I have two mid-1980s cars that are in very, very nice condition. Both have metallic paint- one is 100% as-delivered and the other has had maybe 10% of it repainted as required (rust, etc.) so far but is now in the shop for more. Here's my $0.02 on your situation:
If I were you I'd be *very* hesitant to do any significant paintwork on your car. The more original the better, even if that originality is at the expense of "perfection". Unmolested, original cars are the best, better than 100% restorations in many ways (all it takes for the latter is a lot of money, but something's only original once).
If any of the problems are related to rust or other corrosion, then yeah, I'd get those areas fixed and the repairs blended in *by somebody who knows how to do that*. But no way would I repaint the whole side of the car unless it was absolutely unavoidable.
I waited a long, long time (over a decade) to find the right guy to do the necessary paintwork on my '85 Jag (Rhodium Metallic single-stage lacquer, a very unusual paint that caused lots of headaches for Jaguar). He's only repainting what absolutely *has* to be painted. It's a lot of small areas, but he understands the originality thing and agrees that this is the way to do it.
I've had countless metallic cars spotted in over the years. It almost always comes down to the painter and the paint...get both right and you'll never see it. But it can be hard to match old paint and there aren't *that* many good painters out there. But again, it absolutely *can* be done. We don't know how well the Jag's repairs are gonna match, but we're doing everything possible and hoping for the best.

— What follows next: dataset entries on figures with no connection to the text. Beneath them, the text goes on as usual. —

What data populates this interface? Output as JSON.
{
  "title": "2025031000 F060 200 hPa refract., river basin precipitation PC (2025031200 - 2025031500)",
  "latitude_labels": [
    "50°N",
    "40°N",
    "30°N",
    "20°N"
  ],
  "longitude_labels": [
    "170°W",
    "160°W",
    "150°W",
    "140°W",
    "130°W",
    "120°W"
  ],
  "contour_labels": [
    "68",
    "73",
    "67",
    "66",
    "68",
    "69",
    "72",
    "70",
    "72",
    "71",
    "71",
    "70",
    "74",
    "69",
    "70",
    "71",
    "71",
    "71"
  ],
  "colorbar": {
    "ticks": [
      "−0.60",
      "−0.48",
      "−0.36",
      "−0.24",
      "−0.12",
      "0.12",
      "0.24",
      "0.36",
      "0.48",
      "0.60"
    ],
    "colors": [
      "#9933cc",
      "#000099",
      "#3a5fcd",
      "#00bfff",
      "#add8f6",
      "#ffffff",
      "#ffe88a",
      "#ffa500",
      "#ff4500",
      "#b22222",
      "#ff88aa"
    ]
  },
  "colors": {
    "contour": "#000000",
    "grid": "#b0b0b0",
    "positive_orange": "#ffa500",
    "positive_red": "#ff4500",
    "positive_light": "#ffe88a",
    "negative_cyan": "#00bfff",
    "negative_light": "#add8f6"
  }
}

Oh, and I'm not worrying about the chips on my cars (got two on the hood of the Jag from August of '86, I remember the exact moment they happened). As a museum curator said in an old magazine article- "real cars have paint chips", and he was talking about some *very* valuable cars. If a chip is rusting, get the rust stopped. If a chip really bugs you, try touching it up, but IMO a badly done chip repair looks worse than just the chip itself.